Siempre me ha costado asumir restricciones en la consecución de cualquier meta, mi deseo es tener vía libre para la realización de proyectos, pero he tenido que aprender a sortear toda clase de impedimentos para llevar a feliz término todo lo que emprendo.
Tuve que sacar mi carrera adelante sin un peso en el bolsillo y paralelo a esto colaborarle a mi familia, mis deseos de estudiar una ingeniería no fueron posibles por mi puntaje Icfes, pero más que desear estudiar deseaba tener un título para tener mejores posibilidades económicas, empecé la licenciatura por presión de mis amigos y mi hermana, pensando en la posibilidad de pasarme a una ingeniería, pero me gustaron tanto las matemáticas que me amañe y ya nunca más lo revalué. Sin embargo fueron años duros en el sentido académico y en el económico; poco tiempo para estudiar, poco tiempo para trabajar.
Cuando realizo la práctica docente en el Camilo Torres y empiezo a explicar un tema de geometría a un niño que era el más distraído y poco aplicado, puedo observar la evolución del que no quería hacer nada, porque no entendía, a llevar la tarea y preguntar reiteradamente “como voy, así estoy bien, esto sirve”. Y al finalizar la práctica y preocuparme por qué pasara con ese niño.
En mi vida académica existieron tres maestros de los cuales tengo los mejores recuerdos: El de algebra de octavo quien me hizo entender que era eso tan raro llamado algebra y que las respuestas no eran inventadas.
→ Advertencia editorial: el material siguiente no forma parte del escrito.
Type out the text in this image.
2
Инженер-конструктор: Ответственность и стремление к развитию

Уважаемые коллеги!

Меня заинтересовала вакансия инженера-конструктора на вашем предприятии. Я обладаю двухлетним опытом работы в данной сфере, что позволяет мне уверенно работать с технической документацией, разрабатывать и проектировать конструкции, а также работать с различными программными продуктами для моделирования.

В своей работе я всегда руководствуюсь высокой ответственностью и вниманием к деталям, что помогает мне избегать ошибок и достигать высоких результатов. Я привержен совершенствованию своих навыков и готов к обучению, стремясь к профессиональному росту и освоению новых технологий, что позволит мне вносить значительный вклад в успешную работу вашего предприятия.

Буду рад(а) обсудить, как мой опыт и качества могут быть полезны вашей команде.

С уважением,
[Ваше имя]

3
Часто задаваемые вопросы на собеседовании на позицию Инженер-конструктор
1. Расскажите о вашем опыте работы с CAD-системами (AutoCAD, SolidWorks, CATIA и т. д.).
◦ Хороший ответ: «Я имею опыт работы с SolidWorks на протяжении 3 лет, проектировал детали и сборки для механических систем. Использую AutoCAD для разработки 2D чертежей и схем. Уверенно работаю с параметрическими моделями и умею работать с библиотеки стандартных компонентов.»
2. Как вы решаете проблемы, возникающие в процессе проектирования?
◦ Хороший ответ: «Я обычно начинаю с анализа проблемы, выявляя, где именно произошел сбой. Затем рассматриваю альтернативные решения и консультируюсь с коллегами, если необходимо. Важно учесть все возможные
El profesor de Calculo I, con quién la repetí por tercera vez, y me cuestionó la manera en que se debe estudiar la matemática. Por último el Profesor de Ecuaciones Diferenciales, al cual le aprendí la forma de tener los alumnos encarretados en clase de principio a fin, con puntos de participación, con proposición de problemas y con muchas ganas de que la clase no se acabe.
Suelo identificarme con el alumno que menos entienda, porque así me sentía en octavo grado, siendo consecuente en las explicaciones y detectando donde posiblemente se pueden perder en el proceso, sintiendo muy propio el gusto por escuchar “ eso era lo que no entendía”, “eso era tan fácil y hasta que lo entendí”, Compartiendo la alegría del que decía que no era bueno para matemáticas pero que ahora si entiende de que se trata.